Age Differences in Interhemispheric Interactions: Callosal Structure, Physiological Function, and Behavior
There is a fundamental gap in understanding how brain structural and functional network connectivity are interrelated, how they change with age, and how such changes contribute to older adults' sensorimotor deficits. Recent neuroimaging approaches including resting state functional connectivity MRI (fcMRI) and diffusion tensor imaging (DTI) have been used to assess brain functional (fcMRI) and structural (DTI) network connectivity, allowing for more integrative assessments of distributed neural systems than in the past. Declines in corpus callosum size and microstructure with advancing age have been well documented, but their contributions to age deficits in unimanual and bimanual function are not well defined.

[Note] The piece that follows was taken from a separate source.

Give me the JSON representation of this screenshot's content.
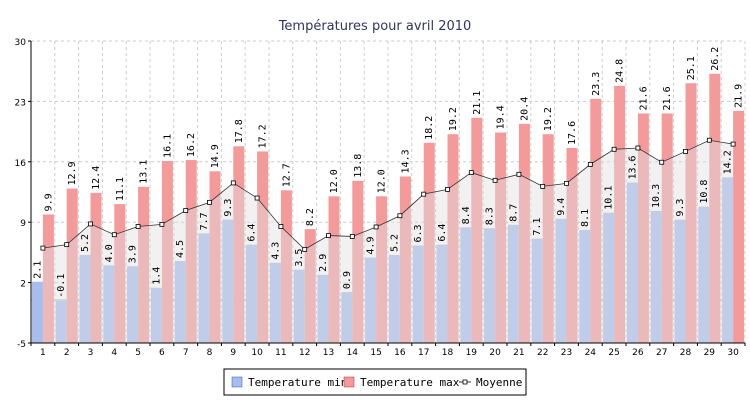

Our recent work implicates age-related declines in callosal size and integrity as a key contributor to unimanual and bimanual control deficits. Moreover, our data provide evidence for a fundamental shift in the balance of excitatory and inhibitory interhemispheric processes that occurs with age, resulting in age differences in the relationship between functional and structural network connectivity. Training studies suggest that the balance of interhemispheric interactions can be shifted with experience, making this a viable target for future interventions.